今回、青学大恒例の作戦名が「やっぱり大作戦」になったのは、ヴェイパーフライを使用するようになってから、
「俺たち、やっぱり速かったんだ」
と選手たち、そして監督が感じたからではないか。
11月中旬、原監督と話をした時に、この作戦名がすでに出ており、これは偶然とは思えない。
しかし、昨今のシューズにフォーカスした論調は、物事の本質を見誤らせる。
今後、カーボンプレート内蔵のシューズがプラットフォームになるにせよ、勝負の白黒をつけるのは、月間700kmから1000kmを走る大学生である。人間である。

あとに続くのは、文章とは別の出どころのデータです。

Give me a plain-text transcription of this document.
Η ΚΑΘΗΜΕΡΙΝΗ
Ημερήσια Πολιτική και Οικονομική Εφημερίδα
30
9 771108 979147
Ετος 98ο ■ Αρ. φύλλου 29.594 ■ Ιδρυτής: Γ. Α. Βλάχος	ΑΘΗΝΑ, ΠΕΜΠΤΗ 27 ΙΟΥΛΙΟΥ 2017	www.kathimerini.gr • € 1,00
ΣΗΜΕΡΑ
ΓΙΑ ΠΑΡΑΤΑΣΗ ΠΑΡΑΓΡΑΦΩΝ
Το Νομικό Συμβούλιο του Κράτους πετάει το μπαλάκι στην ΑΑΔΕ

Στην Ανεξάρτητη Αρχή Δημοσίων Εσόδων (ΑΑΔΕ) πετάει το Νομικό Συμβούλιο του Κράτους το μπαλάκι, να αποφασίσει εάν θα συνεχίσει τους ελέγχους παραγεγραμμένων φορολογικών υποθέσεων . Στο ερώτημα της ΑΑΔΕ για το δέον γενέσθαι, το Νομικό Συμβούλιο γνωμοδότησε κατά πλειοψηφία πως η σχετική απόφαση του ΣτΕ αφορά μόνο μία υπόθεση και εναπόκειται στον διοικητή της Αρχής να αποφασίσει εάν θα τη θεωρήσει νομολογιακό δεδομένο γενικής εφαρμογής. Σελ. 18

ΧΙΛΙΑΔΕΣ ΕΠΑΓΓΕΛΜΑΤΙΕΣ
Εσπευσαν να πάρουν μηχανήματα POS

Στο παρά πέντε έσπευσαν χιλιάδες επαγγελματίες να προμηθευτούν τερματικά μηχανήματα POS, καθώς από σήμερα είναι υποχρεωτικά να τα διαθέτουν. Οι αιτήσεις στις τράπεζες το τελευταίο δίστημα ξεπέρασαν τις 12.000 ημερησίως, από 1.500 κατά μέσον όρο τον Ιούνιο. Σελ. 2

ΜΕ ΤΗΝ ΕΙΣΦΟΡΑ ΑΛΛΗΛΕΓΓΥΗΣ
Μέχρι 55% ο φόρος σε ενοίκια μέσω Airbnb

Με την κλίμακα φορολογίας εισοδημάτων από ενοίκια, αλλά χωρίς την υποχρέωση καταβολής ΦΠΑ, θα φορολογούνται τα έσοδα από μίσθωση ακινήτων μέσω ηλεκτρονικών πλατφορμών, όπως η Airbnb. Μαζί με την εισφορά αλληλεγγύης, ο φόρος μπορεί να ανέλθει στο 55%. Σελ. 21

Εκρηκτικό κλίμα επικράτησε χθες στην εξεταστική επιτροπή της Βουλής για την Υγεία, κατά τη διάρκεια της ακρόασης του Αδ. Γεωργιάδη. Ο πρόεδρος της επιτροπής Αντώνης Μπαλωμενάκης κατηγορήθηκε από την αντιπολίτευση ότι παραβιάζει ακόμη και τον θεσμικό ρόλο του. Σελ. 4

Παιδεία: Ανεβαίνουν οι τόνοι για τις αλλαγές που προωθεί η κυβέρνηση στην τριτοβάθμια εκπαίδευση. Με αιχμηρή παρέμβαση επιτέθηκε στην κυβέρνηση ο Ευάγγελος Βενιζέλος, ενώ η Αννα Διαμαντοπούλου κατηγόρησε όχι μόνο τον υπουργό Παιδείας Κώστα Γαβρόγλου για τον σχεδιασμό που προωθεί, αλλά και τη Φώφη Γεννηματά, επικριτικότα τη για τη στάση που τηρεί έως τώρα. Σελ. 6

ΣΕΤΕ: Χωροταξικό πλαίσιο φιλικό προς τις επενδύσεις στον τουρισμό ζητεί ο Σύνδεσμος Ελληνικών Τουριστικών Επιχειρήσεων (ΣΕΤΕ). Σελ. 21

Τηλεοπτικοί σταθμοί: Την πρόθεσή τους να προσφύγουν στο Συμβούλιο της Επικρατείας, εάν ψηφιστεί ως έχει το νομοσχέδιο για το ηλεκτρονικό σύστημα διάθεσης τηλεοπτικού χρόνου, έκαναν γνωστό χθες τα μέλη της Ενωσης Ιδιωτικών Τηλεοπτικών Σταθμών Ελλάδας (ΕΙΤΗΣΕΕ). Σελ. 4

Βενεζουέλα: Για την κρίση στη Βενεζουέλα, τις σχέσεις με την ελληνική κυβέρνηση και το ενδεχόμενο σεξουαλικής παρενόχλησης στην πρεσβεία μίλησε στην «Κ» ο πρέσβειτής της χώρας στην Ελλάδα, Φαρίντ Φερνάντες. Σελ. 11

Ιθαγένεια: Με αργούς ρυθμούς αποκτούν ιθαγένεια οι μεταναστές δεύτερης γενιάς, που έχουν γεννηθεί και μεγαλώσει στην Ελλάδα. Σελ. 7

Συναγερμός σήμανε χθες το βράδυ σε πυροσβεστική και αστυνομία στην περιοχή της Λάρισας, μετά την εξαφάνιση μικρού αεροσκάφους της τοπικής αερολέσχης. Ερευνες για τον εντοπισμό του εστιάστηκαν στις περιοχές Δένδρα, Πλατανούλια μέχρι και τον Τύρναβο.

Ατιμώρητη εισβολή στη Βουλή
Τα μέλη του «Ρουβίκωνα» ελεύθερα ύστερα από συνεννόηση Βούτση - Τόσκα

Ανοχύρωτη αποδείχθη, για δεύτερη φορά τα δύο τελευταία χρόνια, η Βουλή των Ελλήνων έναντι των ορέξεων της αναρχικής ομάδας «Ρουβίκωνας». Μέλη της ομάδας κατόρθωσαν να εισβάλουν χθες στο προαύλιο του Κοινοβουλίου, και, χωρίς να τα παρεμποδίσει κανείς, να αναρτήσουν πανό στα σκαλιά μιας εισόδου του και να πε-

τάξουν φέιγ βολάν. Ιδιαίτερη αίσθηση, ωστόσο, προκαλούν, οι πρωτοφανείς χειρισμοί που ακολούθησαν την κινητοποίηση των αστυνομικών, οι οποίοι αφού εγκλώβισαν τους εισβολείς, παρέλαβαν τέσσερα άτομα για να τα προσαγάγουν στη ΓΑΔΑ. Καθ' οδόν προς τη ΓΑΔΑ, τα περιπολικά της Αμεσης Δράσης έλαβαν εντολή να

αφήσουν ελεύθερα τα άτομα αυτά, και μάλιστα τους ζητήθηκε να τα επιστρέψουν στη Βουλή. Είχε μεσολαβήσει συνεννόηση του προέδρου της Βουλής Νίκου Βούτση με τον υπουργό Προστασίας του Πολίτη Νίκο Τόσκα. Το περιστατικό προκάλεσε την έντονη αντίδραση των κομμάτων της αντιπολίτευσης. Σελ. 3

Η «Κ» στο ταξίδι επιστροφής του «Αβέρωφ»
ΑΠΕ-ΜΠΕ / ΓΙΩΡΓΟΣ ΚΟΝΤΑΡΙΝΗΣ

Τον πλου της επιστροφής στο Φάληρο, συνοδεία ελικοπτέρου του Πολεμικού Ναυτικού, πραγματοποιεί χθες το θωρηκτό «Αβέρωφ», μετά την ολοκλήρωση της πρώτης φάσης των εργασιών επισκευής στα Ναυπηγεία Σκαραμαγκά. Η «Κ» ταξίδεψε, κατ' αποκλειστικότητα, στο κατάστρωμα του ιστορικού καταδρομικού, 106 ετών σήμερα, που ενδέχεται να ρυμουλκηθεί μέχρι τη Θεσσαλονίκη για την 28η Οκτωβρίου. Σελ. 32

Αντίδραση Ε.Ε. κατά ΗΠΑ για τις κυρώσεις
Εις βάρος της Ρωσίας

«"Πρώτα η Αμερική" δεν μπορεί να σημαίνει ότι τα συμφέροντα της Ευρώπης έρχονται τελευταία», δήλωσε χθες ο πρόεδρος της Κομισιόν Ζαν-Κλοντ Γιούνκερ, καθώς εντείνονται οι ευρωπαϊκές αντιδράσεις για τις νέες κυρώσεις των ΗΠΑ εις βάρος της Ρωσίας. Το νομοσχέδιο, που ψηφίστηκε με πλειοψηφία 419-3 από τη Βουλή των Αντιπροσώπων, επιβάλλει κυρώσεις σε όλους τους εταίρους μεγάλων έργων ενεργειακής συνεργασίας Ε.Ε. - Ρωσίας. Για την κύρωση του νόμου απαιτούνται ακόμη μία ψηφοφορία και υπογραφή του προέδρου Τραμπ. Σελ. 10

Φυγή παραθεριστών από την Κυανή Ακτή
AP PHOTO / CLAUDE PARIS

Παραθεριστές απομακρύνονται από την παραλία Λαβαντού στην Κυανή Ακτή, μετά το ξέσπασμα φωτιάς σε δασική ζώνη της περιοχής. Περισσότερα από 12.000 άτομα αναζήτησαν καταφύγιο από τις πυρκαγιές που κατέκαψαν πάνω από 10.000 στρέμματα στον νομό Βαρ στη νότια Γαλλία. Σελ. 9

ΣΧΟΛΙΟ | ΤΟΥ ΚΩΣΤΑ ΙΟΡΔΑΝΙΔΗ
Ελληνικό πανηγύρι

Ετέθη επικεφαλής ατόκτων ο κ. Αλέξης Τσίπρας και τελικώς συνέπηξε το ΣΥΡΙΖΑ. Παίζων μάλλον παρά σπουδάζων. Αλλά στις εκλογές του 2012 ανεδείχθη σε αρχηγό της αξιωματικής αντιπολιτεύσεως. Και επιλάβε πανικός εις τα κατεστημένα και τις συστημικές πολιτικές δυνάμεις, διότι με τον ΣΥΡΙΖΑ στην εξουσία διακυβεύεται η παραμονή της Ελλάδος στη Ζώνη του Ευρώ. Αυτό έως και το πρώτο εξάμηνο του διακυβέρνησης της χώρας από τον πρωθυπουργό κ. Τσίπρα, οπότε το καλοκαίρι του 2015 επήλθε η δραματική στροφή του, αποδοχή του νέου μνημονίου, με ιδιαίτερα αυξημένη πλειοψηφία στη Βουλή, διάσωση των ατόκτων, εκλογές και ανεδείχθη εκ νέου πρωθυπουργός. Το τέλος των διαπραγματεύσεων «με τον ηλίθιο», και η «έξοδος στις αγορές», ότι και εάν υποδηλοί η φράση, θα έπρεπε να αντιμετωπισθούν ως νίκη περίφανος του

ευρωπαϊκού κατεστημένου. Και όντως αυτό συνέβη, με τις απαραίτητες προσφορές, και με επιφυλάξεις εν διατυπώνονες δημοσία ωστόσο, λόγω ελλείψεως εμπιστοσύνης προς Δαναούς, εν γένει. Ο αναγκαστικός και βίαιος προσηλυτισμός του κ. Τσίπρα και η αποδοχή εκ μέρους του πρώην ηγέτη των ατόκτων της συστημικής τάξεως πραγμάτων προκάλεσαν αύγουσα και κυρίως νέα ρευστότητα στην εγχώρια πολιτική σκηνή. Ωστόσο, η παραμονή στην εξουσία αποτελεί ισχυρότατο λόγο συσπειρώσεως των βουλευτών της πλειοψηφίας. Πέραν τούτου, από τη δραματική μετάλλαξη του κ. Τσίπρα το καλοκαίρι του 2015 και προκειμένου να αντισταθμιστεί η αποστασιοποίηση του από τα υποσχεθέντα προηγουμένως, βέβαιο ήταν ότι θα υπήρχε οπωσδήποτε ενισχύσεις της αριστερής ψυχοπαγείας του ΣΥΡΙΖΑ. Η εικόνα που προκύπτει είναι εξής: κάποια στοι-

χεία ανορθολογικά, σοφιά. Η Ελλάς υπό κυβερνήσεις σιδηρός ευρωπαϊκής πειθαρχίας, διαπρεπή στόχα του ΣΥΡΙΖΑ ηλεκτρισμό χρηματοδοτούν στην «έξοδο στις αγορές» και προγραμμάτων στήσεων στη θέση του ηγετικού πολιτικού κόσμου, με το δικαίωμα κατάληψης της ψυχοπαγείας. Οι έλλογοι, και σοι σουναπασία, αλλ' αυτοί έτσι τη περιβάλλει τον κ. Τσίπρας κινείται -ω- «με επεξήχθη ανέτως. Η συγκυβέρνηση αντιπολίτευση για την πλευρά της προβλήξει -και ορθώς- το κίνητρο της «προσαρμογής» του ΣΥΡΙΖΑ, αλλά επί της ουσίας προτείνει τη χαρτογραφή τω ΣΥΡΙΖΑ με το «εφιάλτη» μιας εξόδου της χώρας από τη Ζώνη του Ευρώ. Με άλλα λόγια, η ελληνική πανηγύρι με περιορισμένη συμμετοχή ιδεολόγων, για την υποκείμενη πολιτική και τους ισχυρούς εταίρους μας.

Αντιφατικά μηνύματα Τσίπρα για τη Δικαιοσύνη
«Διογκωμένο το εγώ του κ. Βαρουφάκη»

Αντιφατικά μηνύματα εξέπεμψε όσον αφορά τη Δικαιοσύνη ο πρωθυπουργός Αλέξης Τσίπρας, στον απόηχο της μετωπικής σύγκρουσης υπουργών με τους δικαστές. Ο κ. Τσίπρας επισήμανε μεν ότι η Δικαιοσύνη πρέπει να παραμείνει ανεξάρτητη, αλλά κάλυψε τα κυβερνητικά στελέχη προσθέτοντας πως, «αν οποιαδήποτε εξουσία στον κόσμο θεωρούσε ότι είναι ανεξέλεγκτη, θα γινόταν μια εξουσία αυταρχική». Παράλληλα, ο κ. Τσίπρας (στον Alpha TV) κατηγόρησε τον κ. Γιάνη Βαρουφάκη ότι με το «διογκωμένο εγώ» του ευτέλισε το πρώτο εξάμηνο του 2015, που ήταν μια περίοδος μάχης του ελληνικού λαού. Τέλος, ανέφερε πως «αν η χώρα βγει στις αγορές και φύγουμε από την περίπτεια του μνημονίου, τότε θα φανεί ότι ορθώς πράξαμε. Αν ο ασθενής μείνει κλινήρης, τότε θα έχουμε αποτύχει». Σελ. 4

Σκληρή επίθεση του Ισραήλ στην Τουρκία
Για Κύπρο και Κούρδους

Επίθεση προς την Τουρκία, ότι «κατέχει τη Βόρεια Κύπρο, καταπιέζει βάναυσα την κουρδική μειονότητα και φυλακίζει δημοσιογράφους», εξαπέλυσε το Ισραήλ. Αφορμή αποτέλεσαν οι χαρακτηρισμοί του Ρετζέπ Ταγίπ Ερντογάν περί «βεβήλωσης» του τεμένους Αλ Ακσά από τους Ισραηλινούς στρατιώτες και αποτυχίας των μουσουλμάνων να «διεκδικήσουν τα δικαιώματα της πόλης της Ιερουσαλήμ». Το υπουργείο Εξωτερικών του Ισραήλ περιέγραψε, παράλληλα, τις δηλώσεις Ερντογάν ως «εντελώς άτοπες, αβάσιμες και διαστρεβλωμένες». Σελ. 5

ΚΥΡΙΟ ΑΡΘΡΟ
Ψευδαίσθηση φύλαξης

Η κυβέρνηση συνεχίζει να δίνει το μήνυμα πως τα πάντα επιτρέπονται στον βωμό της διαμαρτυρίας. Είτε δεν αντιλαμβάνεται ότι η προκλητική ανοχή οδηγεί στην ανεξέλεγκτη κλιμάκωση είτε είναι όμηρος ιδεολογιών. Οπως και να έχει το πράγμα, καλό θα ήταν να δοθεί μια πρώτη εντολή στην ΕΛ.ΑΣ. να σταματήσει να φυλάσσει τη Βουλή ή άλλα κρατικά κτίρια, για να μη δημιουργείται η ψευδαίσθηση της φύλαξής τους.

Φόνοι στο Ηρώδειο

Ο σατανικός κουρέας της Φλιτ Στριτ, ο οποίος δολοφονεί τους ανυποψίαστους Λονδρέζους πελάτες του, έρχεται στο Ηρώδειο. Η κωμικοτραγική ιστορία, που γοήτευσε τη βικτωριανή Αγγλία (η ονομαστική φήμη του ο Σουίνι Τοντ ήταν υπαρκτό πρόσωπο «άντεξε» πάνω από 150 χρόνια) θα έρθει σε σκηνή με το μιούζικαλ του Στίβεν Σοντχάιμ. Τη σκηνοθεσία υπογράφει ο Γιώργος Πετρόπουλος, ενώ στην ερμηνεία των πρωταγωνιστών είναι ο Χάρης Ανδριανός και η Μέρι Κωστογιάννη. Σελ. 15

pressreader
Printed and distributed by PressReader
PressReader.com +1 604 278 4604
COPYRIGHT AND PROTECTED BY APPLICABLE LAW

ヴェイパーフライを履いても区間20位の選手もいれば、10区で区間賞を獲得した創価大学の嶋津雄大のように、ミズノのシューズで区間賞を獲得した選手もいる(ヴェイパーフライ同様、カーボンプレートを内蔵したミズノのプロトタイプと言われているが)。
エースを1区に投入する決断。
最終的に、青学大は戦術で勝った。
12月の段階から、原監督は「戦術駅伝」という言葉を使い始めた。
監督が決める区間配置によって、順位が入れ替わるということだ。それは原監督の去年の経験から導かれたものだ。
「去年、主将の森田歩希が12月に故障して、それで2区はむずかしいと考え、3区に回したんです。でも、森田の走りを見たら、2区でも十分に勝負できたよね。改めて、誰をどの区間で走らせるのか、それを熟考することが大切だと痛感しました」
そして原監督は、攻めた。
エースの吉田圭太を1区に配したことで、東海大に対して先手を取る意思表示を鮮明にした。従来、1区は差がつきにくい区間でもあり、ここにエース級を使ってしまうと「もったいなかった」ということになりかねない。しかし原監督はスピード駅伝になると踏み、吉田圭太を投入することに躊躇はなかった。